The US dollar is higher again today as the currency has been acting as a safe-haven recently. The move to the upside hasn’t been huge. Volatility in currencies has been low when you compare it to the moves seen in stocks and commodities. It has been another poor day for the pound. The UK have extended their lockdown into May and that has sent out a negative message to the markets. The UK claimant count for March was over 12,000, but the reading only went up until 12 March – before the lockdown, so we still don’t have a report covering the state of the UK labour market since the pandemic struck. The German ZEW economic sentiment report swung from -49.5 in March to 28.2 in April – the highest in over four years. The news helped the single currency. USD/CAD is up on the day again thanks to the fall in the oil market. 

Commodities

WTI and Brent crude oil have racked up large losses today. It’s the same old story with oil, the market has been plagued with demand, over supply and storage capacity concerns recently. The aggressive move lower in Brent crude caught traders’ attention today, as the energy contract didn’t get caught up in the madness that engulfed WTI yesterday. At one point Brent crude traded at a level last seen in late 2001 – which underlines the weakness in the market.     

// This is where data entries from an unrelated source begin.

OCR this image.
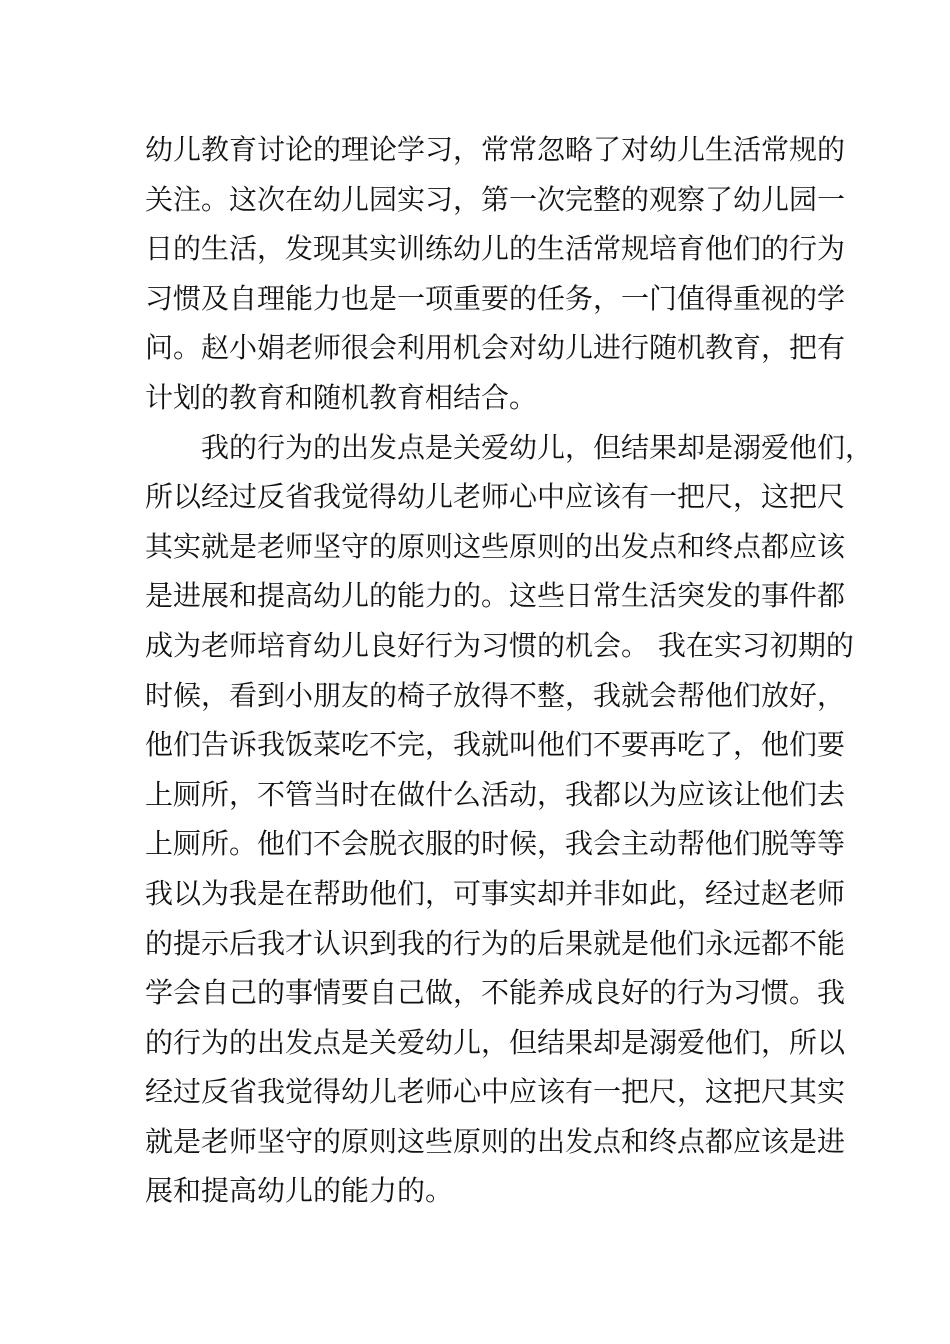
幼儿教育讨论的理论学习，常常忽略了对幼儿生活常规的
关注。这次在幼儿园实习，第一次完整的观察了幼儿园一
日的生活，发现其实训练幼儿的生活常规培育他们的行为
习惯及自理能力也是一项重要的任务，一门值得重视的学
问。赵小娟老师很会利用机会对幼儿进行随机教育，把有
计划的教育和随机教育相结合。
我的行为的出发点是关爱幼儿，但结果却是溺爱他们，
所以经过反省我觉得幼儿老师心中应该有一把尺，这把尺
其实就是老师坚守的原则这些原则的出发点和终点都应该
是进展和提高幼儿的能力的。这些日常生活突发的事件都
成为老师培育幼儿良好行为习惯的机会。 我在实习初期的
时候，看到小朋友的椅子放得不整，我就会帮他们放好，
他们告诉我饭菜吃不完，我就叫他们不要再吃了，他们要
上厕所，不管当时在做什么活动，我都以为应该让他们去
上厕所。他们不会脱衣服的时候，我会主动帮他们脱等等
我以为我是在帮助他们，可事实却并非如此，经过赵老师
的提示后我才认识到我的行为的后果就是他们永远都不能
学会自己的事情要自己做，不能养成良好的行为习惯。我
的行为的出发点是关爱幼儿，但结果却是溺爱他们，所以
经过反省我觉得幼儿老师心中应该有一把尺，这把尺其实
就是老师坚守的原则这些原则的出发点和终点都应该是进
展和提高幼儿的能力的。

Gold is in the red as the slightly firmer US dollar is hurting the asset as the two usually have an inverse relationship. Gold is not the only metal to suffer today as copper, silver, platinum and palladium are all offside – palladium is down over 10%. The moves witnessed in the metals market today are reminiscent of the intense sell-off last month, when dealers were dumping all assets across the board.